The success in reducing these bloodstream infections emboldened the Centers for Medicare & Medicaid Services to demand reductions in other HAIs, increasing the use of public reporting and pay-for-performance incentives to reduce infections.
“All that we do now, I would argue, was built on the foundation that CLABSI [reductions] established,” Srinivasan said. “We have seen success, but we are not exactly where we want to be.”
There still are individual unit locations — in fact, entire hospitals — followed in CDC surveillance that have CLABSI rates twice the national average, he said.

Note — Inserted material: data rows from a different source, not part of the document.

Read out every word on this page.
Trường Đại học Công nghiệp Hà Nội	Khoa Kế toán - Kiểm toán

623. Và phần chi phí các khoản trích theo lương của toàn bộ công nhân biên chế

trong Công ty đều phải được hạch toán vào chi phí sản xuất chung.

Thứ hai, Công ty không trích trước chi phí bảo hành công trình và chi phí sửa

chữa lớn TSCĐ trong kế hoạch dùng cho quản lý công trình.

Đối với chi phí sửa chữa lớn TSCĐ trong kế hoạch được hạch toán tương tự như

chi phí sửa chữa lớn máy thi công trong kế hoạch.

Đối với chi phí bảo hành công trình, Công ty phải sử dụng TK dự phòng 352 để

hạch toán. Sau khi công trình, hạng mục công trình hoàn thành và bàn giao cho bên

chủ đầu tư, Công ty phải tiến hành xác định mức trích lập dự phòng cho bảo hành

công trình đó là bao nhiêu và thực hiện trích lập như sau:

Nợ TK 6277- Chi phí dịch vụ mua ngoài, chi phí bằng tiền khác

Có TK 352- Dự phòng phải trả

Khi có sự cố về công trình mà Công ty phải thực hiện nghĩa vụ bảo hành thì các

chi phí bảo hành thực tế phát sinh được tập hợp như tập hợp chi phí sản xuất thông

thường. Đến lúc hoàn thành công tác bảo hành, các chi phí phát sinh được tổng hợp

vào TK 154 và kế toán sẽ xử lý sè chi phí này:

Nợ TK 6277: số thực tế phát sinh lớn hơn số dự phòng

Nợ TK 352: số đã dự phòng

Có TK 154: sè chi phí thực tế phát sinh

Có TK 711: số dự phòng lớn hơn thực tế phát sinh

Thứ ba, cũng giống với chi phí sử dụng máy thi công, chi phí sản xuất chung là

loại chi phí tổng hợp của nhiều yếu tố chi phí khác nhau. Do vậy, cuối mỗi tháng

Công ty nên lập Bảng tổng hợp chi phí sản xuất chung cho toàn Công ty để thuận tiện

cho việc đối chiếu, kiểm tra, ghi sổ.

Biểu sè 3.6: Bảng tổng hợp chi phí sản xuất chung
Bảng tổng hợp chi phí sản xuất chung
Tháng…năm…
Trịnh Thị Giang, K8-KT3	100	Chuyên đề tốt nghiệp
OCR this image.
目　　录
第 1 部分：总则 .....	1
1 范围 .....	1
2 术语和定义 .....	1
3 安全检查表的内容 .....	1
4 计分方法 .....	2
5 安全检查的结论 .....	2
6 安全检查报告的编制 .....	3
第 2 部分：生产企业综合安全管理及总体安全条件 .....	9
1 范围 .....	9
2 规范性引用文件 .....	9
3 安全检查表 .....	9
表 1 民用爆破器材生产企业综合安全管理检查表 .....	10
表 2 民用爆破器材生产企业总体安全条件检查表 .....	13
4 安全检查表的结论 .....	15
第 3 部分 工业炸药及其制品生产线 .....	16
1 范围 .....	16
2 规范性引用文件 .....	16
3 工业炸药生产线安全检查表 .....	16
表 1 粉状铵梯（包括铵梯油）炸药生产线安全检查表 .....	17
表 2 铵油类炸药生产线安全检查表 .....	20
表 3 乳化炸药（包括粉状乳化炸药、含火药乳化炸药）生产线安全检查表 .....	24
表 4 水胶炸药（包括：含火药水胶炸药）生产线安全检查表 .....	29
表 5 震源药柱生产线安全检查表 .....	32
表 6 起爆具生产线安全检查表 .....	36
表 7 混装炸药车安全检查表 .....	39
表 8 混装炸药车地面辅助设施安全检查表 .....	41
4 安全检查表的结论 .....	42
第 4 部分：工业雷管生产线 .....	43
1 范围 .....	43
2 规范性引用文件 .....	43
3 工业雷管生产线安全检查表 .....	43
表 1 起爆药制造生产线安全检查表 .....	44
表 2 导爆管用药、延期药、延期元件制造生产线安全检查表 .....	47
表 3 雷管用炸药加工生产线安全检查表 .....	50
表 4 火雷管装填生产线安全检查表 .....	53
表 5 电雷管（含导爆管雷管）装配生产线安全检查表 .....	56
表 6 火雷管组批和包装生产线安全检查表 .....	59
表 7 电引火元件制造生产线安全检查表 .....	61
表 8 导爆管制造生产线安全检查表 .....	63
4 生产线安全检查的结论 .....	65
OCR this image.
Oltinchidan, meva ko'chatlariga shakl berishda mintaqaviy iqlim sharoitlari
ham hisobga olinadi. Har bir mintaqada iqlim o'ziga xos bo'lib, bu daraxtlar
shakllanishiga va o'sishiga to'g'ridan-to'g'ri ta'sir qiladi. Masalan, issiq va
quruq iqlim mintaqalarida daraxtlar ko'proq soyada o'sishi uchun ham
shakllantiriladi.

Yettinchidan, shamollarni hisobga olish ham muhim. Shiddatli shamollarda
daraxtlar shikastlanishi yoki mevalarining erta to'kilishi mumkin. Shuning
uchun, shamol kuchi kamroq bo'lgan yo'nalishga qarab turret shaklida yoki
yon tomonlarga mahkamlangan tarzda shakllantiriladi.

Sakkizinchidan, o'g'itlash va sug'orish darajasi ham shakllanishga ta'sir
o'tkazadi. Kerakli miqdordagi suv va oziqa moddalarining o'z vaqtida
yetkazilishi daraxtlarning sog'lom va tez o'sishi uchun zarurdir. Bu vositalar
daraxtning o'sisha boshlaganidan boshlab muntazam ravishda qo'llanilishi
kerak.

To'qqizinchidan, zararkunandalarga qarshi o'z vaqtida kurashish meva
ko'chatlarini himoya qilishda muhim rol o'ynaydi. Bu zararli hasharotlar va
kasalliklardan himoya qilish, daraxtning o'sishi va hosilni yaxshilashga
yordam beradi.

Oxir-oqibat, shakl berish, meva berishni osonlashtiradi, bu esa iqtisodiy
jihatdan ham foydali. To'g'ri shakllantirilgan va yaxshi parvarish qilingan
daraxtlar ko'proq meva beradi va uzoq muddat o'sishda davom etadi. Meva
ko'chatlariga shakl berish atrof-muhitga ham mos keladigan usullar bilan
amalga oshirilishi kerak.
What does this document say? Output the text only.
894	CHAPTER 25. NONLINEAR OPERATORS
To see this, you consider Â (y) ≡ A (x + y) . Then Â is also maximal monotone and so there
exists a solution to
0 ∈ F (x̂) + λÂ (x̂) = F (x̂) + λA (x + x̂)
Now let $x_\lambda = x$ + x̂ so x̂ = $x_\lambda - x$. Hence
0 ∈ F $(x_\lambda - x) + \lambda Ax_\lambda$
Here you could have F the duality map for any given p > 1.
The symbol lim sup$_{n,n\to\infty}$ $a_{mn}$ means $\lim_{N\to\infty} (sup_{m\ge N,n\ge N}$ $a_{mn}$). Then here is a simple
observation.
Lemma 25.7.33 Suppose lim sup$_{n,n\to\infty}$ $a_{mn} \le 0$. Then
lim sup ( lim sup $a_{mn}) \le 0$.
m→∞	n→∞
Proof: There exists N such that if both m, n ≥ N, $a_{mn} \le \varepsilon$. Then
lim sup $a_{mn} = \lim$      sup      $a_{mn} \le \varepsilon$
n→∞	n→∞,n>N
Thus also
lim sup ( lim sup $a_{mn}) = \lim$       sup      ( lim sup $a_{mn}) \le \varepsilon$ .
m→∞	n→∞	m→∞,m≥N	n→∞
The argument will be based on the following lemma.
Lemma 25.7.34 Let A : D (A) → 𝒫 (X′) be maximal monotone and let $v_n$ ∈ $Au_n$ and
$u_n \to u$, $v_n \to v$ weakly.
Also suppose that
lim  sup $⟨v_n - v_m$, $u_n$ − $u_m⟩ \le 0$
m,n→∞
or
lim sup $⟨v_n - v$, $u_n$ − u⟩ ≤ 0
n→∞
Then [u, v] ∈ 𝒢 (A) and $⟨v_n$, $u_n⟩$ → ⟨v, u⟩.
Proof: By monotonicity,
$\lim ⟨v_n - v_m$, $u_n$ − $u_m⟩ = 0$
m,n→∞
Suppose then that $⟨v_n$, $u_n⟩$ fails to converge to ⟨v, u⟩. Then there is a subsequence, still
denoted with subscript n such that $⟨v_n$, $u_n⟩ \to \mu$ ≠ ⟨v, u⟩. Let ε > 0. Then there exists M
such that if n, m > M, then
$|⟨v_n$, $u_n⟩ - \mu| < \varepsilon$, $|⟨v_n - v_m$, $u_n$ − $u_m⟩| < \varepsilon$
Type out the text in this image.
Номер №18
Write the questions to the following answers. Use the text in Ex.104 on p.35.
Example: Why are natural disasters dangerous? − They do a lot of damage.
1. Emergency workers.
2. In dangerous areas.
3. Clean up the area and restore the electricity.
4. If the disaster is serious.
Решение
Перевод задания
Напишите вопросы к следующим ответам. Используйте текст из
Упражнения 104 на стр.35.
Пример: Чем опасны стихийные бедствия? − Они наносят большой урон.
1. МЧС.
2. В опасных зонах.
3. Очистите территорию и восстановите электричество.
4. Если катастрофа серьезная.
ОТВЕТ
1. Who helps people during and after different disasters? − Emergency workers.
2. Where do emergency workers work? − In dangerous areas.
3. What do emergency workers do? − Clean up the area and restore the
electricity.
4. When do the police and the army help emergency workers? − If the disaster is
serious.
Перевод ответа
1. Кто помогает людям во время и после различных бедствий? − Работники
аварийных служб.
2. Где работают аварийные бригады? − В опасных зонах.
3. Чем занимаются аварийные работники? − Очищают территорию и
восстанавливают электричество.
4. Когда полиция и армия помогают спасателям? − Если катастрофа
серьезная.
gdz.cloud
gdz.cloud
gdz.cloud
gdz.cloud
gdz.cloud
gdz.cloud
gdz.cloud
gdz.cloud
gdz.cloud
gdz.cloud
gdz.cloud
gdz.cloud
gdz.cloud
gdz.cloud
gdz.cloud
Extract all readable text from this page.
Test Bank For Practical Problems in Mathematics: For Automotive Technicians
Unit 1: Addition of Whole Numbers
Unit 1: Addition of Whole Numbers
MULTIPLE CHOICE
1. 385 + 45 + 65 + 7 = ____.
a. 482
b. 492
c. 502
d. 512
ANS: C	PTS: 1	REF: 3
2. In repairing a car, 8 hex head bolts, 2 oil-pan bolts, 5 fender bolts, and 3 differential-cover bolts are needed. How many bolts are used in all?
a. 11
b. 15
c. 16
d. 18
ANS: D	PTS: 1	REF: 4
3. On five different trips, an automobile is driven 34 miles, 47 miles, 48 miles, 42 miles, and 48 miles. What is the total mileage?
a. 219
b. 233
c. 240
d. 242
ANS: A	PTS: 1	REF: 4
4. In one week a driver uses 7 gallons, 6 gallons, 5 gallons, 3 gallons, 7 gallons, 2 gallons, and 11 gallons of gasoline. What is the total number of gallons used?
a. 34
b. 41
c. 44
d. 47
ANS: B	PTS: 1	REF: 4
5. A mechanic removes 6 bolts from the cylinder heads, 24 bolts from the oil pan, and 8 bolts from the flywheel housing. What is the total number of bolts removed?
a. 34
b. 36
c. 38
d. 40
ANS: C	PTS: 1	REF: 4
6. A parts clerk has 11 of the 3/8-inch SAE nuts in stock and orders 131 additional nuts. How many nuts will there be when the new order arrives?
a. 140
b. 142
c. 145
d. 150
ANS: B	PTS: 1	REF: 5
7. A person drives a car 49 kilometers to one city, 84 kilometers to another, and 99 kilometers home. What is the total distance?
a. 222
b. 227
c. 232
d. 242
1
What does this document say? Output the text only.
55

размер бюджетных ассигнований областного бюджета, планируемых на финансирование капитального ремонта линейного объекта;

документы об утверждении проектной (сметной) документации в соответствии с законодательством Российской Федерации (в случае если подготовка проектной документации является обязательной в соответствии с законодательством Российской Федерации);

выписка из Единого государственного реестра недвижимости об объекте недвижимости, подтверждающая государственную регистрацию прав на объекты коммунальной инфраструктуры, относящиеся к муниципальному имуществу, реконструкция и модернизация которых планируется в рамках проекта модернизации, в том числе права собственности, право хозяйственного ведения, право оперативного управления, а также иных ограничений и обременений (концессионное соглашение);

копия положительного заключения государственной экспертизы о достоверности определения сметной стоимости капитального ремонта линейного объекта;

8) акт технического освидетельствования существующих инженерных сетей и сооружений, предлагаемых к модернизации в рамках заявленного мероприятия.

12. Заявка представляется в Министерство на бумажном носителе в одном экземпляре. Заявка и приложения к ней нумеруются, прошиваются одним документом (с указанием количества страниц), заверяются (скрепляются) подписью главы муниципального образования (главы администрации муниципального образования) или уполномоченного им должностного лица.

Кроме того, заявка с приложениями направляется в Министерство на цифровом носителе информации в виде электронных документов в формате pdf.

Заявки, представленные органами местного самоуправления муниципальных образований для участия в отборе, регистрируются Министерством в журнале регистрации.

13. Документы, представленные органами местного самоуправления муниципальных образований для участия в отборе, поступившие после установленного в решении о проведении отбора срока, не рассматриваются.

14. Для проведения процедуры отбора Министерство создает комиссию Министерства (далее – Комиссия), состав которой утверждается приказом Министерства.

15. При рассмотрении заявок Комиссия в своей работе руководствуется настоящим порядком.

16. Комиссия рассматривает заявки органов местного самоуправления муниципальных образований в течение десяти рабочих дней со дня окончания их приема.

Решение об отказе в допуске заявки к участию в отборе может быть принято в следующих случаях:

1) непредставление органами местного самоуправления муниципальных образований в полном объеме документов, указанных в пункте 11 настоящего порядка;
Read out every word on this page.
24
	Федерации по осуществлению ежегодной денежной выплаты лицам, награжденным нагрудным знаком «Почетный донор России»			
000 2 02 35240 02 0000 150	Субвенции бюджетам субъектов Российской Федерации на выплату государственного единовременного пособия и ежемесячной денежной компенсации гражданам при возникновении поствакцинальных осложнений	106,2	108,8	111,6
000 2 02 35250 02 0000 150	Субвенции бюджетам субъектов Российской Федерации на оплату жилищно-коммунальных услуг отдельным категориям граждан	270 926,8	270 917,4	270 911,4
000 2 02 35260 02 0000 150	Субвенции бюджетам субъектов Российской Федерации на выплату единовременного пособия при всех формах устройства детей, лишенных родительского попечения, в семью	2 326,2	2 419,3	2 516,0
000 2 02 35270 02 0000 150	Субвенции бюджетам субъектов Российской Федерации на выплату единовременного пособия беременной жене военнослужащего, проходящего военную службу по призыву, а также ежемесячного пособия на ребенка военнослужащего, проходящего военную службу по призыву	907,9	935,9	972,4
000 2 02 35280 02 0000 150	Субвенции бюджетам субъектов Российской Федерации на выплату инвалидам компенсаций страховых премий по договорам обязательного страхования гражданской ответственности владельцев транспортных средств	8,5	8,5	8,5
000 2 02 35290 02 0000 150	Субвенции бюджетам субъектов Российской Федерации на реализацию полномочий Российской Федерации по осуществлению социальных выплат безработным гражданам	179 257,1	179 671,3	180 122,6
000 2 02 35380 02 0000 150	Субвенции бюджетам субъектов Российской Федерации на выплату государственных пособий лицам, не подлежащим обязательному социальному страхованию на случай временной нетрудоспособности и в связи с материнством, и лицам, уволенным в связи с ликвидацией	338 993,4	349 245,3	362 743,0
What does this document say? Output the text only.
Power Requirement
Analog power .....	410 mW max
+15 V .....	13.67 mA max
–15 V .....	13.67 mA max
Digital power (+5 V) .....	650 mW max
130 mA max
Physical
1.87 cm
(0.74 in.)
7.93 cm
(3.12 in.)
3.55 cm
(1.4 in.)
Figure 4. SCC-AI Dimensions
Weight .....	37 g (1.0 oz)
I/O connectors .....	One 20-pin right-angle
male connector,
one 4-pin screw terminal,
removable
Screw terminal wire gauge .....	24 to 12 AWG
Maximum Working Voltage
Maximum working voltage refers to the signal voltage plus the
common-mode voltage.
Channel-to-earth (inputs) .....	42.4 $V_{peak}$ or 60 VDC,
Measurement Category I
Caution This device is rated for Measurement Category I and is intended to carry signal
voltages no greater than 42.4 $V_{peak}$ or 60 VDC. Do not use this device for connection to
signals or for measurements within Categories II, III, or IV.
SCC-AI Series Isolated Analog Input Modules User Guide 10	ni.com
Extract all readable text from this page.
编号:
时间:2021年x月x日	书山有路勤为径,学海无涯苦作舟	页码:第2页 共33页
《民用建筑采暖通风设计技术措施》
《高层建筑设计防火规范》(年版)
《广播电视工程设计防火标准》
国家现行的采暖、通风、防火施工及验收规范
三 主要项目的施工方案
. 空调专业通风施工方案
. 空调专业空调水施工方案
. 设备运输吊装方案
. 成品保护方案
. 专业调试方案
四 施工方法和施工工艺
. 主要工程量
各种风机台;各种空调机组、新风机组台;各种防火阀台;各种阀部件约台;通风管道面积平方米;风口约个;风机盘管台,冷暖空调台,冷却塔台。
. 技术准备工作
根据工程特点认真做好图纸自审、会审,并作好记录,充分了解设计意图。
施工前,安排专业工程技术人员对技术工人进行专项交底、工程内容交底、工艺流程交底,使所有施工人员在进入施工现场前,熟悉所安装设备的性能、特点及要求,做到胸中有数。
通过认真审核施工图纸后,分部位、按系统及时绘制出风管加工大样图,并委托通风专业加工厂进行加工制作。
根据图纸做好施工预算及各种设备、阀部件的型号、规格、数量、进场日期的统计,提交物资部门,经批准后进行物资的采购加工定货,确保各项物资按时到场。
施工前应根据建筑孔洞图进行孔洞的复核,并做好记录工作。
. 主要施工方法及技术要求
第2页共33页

“What is keeping them from seeing the same success that we see in so many other places?” he said. “We have seen success in so many different types of hospitals. We can no longer say they must have sicker patients or more complex cases.” Some question remains whether the success of preventing CLABSIs in the ICU can be duplicated on hospital wards.
“It is encouraging that in 2015 to 2016 we did see more aggressive prevention in wards,” he said. “Over 50% of CLABSIs now occur in ward locations. That wasn’t always the case.”
Understandably, most of the reductions in CLABSIs have been related to proper central catheter insertion, which has been the focus of the well-known checklist of aseptic technique. “We’ve seen Staph aureus and MRSA drop dramatically,” he said.
“We have not seen as many reductions in infections caused by gram-negatives or Candida — things that wouldn’t necessarily be influenced by putting in the catheter better. Those are likely catheter maintenance issues.”
This corresponds to infection prevention beyond the ICU as well, as catheter maintenance is more of an issue in ward patients, he said.